British Geotechnical Association
- Abbreviation: BGA
- Formation: 1949
- Type: NGO
- Legal status: Charity
- Coordinates: 51°30′04″N 0°07′44″W﻿ / ﻿51.5011°N 0.1290°W
- Website: www.britishgeotech.org
- Formerly called: British Geotechnical Society

= British Geotechnical Association =

Learned society

The British Geotechnical Association is a learned 'Associated Society' of the Institution of Civil Engineers, based in London, England, and a registered UK charity (No. 284131). It provides a focal point for organisations and individuals interested in geotechnical engineering.

Activities include annual lectures (notably the Rankine Lecture named after William Rankine, an early contributor to the theory of soil mechanics, and the Géotechnique Lecture), monthly meetings, an annual conference, and a magazine: Ground Engineering.
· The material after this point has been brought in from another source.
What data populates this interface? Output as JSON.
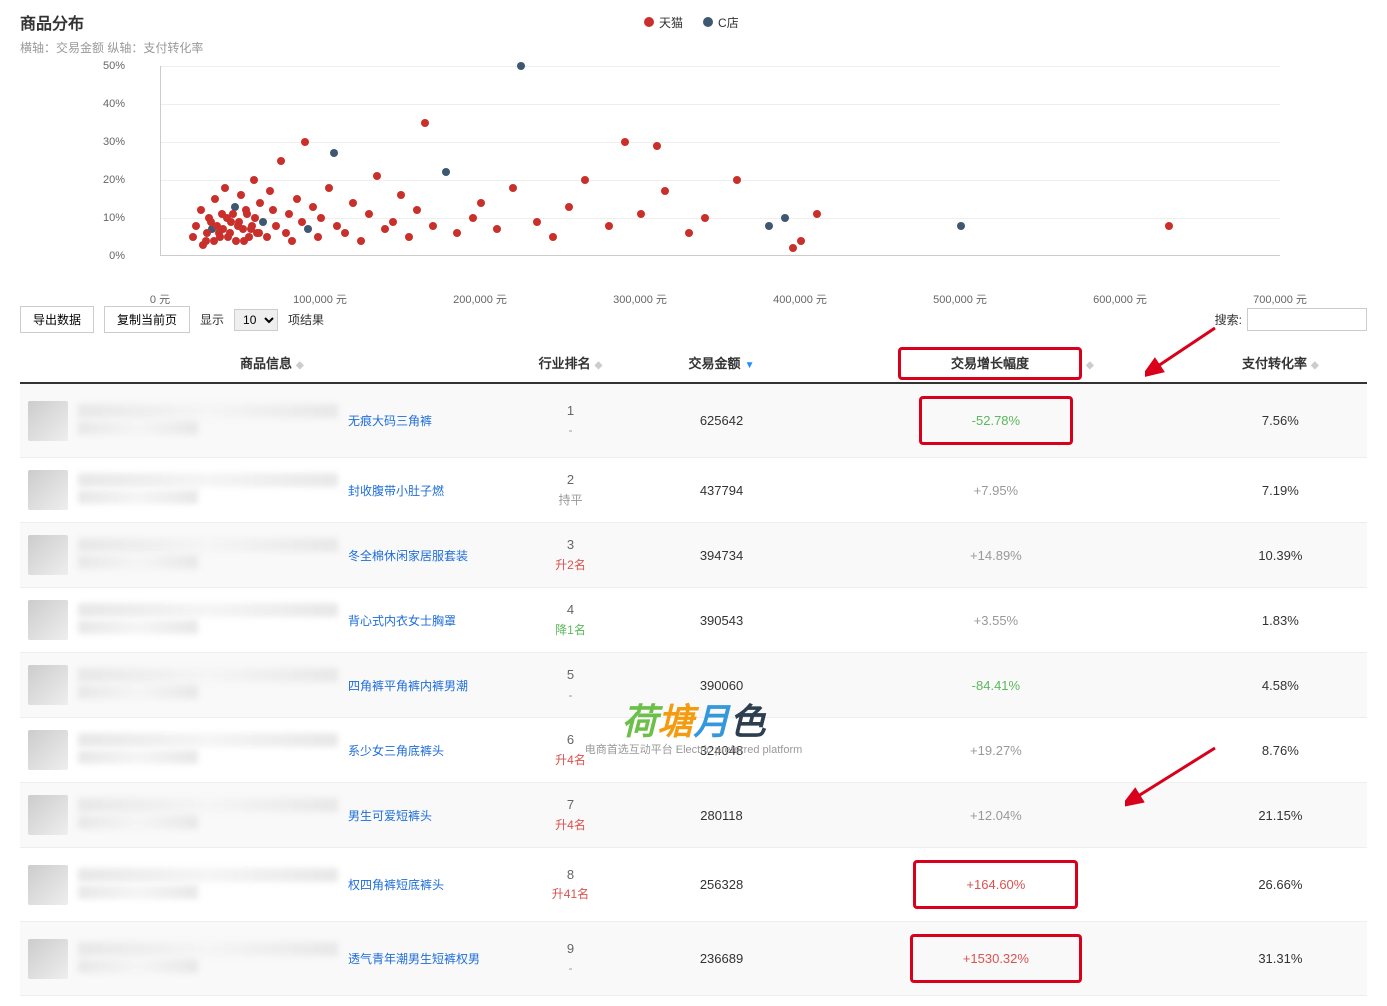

The BGA is the UK member of the International Society for Soil Mechanics and Geotechnical Engineering (ISSMGE) and the International Society for Rock Mechanics (ISRM).

==History==

Before 1948, the ICE had a committee on soil mechanics and foundations and a British national committee of the then International Society of Soil Mechanics & Foundation Engineering (ISSMFE). In October 1948, the ICE's council decided to form a British national society of the ISSMFE. It was established as an unincorporated association, the British Geotechnical Society, in early 1949, and held its first formal meeting, chaired by W.K. Wallace, in October 1949. During 1949 ICE also took on responsibility for publishing the journal Géotechnique. It became a registered charity in 1981, and became the BGA in June 2000.